Head of Engineering
LiveFlowFull Time
Expert & Leadership (9+ years)
Candidates must have a proven track record of shipping a production SDK and compiler stack for an ML accelerator, GPU, or NPU. A minimum of 5 years of experience managing teams that build compilers or ML systems, with over 10 years leading multi-disciplinary teams of approximately 30+ engineers, is required. Excellent communication and stakeholder management skills are essential, including comfort with customer escalations and field feedback loops. Demonstrated success in hiring, coaching, and performance management of managers and senior individual contributors, along with being a culture builder, is necessary. Familiarity with graph compilers and kernel development, including MLIR/TVM/StableHLO/HLO, LLVM, scheduling, and codegen, is expected. Knowledge of quantization techniques such as PTQ/QAT, per-tensor/per-channel schemes, symmetric/asymmetric, calibration datasets, and accuracy/performance trade-offs is required. Strong C++ and Python fundamentals, including performance profiling, vectorization, memory hierarchies, and concurrency, are essential. Experience integrating PyTorch backends (Dynamo/FX/Inductor/ONNX) and model export is considered a plus.
The Director of Software will own the end-to-end delivery of the software stack, including the SDK, graph compiler, kernel libraries, and developer tooling. They will set the technical direction and a multi-release roadmap for the compiler, kernels, and SDK, ensuring alignment with silicon and architecture. Responsibilities include owning the inference optimization stack (Quantization -> Compile -> Accelerated Performance) on the Chimera architecture for various model types. The role involves building and tracking execution plans, milestones, and KPIs, such as operator coverage, latency/throughput, accuracy deltas, and compile times. The Director will manage and mentor an engineering organization, grow the team, and develop leaders. They will also be hands-on for critical designs, reviews, and code, particularly around IR design, codegen, and kernels. Partnering with customers and field teams to unblock POCs, prioritize the roadmap, and drive production wins is a key responsibility. Establishing quality bars and release engineering processes, including CI/CD, testing, benchmarking, reproducible builds, documentation, and samples, is also expected.

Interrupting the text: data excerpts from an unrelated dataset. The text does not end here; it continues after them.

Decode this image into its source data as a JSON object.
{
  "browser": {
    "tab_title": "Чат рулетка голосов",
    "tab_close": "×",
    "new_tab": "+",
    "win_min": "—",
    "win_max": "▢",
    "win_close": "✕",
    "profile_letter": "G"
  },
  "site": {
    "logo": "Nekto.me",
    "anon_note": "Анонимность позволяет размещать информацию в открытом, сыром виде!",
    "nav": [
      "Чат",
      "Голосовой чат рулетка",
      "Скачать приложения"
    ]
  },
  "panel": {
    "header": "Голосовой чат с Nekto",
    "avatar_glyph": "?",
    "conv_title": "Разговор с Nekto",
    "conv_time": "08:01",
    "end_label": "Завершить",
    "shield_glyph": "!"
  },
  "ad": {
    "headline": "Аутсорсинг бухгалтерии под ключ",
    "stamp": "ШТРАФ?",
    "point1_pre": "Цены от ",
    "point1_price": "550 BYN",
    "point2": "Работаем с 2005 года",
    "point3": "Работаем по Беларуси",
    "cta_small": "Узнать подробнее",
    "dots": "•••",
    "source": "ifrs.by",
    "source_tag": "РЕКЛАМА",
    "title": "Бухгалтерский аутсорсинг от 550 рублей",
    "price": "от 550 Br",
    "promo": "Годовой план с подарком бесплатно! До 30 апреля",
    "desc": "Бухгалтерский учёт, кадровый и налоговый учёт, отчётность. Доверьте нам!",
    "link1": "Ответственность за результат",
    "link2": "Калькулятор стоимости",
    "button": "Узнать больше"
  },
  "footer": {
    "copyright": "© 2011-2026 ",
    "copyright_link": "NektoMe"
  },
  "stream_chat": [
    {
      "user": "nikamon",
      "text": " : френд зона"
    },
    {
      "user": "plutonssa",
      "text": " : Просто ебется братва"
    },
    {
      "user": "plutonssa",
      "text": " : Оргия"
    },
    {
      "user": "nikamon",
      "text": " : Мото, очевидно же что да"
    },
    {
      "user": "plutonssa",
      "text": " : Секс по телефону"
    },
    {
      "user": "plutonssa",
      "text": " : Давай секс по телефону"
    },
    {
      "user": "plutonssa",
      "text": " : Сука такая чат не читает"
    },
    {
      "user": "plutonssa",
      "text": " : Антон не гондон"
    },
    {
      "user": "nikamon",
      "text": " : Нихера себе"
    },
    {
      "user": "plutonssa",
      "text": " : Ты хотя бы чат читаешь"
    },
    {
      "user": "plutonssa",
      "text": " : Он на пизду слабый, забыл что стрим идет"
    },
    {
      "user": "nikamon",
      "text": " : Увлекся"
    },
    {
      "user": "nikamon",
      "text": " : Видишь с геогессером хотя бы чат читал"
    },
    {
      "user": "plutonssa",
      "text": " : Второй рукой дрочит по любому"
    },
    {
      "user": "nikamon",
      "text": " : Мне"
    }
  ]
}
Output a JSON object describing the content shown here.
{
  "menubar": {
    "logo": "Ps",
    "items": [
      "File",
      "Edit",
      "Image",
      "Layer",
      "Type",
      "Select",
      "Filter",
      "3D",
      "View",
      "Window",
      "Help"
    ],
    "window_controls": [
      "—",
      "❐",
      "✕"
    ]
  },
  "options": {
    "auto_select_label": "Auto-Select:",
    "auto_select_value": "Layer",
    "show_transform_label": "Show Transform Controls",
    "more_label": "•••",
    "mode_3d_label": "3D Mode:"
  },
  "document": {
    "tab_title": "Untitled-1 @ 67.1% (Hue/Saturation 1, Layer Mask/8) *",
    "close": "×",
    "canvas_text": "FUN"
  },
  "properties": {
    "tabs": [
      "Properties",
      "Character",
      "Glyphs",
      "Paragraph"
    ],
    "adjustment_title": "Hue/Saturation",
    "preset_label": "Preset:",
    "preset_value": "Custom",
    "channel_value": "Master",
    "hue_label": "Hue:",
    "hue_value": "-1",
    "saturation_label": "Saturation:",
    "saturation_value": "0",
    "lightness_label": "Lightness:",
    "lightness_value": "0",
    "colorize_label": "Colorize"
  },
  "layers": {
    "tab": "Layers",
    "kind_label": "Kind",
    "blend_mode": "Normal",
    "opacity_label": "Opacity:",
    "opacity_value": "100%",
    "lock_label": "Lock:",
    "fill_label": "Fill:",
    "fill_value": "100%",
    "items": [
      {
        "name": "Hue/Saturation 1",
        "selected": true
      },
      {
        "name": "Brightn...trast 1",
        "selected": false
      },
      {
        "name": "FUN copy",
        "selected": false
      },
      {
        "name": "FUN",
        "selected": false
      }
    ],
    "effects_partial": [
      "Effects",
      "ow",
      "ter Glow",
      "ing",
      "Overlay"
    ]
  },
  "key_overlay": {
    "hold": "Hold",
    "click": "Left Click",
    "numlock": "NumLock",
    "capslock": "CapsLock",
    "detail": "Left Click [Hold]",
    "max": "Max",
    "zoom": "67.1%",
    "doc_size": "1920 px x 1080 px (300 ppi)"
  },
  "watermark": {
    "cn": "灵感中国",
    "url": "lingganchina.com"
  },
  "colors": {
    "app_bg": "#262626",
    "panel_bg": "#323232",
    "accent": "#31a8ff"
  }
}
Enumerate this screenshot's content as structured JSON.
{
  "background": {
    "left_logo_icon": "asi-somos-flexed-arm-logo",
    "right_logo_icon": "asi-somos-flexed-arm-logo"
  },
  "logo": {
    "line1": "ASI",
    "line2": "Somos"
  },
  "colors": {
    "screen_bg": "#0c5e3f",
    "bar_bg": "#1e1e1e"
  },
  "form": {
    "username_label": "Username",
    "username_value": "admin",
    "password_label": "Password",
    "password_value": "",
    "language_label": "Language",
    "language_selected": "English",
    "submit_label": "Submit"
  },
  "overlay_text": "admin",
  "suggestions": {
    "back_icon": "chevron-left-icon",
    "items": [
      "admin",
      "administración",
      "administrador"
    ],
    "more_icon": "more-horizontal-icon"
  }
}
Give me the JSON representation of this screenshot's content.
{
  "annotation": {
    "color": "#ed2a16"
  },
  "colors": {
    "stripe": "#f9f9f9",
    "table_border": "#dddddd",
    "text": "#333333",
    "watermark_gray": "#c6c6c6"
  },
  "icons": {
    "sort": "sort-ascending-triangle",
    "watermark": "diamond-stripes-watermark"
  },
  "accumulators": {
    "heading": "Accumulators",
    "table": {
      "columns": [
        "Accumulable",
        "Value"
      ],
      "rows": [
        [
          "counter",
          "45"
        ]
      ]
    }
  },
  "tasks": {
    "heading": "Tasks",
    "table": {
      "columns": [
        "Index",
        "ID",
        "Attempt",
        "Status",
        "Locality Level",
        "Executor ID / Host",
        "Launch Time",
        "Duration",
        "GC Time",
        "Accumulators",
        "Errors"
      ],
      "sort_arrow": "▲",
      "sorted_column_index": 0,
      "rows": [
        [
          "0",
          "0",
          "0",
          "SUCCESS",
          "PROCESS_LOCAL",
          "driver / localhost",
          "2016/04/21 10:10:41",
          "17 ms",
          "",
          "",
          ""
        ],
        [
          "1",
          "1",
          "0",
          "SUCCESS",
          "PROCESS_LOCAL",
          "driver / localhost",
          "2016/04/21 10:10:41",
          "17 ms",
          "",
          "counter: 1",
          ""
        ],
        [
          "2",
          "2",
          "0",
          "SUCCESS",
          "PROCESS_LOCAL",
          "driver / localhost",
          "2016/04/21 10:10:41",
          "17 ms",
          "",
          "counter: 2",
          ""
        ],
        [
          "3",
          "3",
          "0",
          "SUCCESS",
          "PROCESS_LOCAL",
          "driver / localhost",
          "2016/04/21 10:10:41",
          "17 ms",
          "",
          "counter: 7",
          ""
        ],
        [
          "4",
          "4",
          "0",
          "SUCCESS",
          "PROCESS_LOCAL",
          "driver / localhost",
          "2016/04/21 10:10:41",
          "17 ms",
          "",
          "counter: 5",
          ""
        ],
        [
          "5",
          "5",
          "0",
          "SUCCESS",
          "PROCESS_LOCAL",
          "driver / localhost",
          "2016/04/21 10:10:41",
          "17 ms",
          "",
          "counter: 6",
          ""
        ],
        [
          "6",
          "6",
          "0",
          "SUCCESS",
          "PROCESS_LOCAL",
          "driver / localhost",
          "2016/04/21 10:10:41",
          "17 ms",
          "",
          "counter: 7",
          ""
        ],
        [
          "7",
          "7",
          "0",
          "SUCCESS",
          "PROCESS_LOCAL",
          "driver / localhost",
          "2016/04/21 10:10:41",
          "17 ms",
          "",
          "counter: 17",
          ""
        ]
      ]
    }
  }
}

Simplifies SoC design for machine learning
Quadric focuses on simplifying the design and programming of System on Chips (SoCs) specifically for machine learning applications. Their main product is the Chimera, a General-Purpose Neural Processing Unit (GPNPU) that combines matrix and vector operations with scalar control code in a single execution pipeline. This design allows developers to avoid splitting application code across different processors, making the development process more efficient. Quadric serves clients in the semiconductor industry, including SoC developers and manufacturers, who need to improve their machine learning capabilities. Unlike competitors, Quadric offers a comprehensive solution that includes both hardware and software tools, such as the Chimera LLVM C Compiler and the Chimera Instruction Set Simulator, enabling developers to design, simulate, and deploy their applications effectively. The goal of Quadric is to enhance the performance and ease of development for machine learning applications on SoCs.